Recall that for any binary relation R on set A. We have,

R is reflexive if for all x ∈ A, xRx.

R is symmetric if for all x, y ∈ A, if xRy, then yRx.

R is transitive if for all x, y, z ∈ A, if xRy and yRz, then xRz.

We have

x > y, x, y ∈ N

This relation is defined on N (set of Natural Numbers)

The relation can also be defined as

R = {(x, y): x > y} on N

Check for Reflexivity:

∀ x ∈ N

We should have, (x, x) ∈ R

⇒ x > x, which is not true.

1 can’t be greater than 1.

2 can’t be greater than 2.

16 can’t be greater than 16.

Similarly, x can’t be greater than x.

So, ∀ x ∈ N, then (x, x) ∉ R

⇒ R is not reflexive.

Check for Symmetry:

∀ x, y ∈ N

If (x, y) ∈ R

⇒ x > y

Now, replace x by y and y by x.
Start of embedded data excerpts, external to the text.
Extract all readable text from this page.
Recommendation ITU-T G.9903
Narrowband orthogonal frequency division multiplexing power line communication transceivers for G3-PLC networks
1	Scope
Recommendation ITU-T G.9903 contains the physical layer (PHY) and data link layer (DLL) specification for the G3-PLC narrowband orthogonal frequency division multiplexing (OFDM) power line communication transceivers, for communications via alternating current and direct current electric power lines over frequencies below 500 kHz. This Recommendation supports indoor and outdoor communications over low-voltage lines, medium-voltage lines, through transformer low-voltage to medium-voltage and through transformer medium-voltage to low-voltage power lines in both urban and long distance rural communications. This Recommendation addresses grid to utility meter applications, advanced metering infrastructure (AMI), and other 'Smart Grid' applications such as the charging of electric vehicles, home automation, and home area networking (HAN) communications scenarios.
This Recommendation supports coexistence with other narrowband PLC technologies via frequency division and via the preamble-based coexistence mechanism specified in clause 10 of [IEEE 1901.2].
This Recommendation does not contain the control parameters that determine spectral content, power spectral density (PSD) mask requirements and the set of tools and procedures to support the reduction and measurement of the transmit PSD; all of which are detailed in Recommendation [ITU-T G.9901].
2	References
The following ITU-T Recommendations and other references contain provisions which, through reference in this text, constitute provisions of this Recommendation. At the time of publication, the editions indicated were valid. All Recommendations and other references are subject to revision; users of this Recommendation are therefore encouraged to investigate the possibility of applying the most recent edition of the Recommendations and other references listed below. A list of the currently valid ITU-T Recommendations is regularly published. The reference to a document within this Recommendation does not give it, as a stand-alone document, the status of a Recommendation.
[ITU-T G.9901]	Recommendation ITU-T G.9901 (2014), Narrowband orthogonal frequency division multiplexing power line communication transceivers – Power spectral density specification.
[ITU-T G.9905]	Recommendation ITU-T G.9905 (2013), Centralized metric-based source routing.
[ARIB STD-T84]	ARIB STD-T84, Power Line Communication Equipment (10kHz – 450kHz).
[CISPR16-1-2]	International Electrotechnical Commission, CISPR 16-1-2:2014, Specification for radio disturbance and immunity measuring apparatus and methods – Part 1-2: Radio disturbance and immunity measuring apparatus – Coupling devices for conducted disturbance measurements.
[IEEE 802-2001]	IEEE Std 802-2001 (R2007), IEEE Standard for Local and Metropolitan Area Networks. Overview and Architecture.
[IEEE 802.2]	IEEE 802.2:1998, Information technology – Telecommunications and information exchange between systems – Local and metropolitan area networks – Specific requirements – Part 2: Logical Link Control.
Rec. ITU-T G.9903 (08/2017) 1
We get

y > x, which may or not be true.

Let us take x = 5 and y = 2.

x > y

⇒ 5 > 2, which is true.

y > x

⇒ 2 > 5, which is not true.

⇒ y > x, is not true as x > y

⇒ (y, x) ∉ R

So, if (x, y) ∈ R, but (y, x) ∉ R ∀ x, y ∈ N

⇒ R is not symmetric.

Check for Transitivity:

∀ x, y, z ∈ N

If (x, y) ∈ R and (y, z) ∈ R

⇒ x > y and y > z

⇒ x > y > z

⇒ x > z

⇒ (x, z) ∈ R

So, if (x, y) ∈ R and (y, z) ∈ R, and then (x, z) ∈ R

∀ x, y, z ∈ N

⇒ R is transitive.

Hence, the relation is transitive but neither reflexive nor symmetric.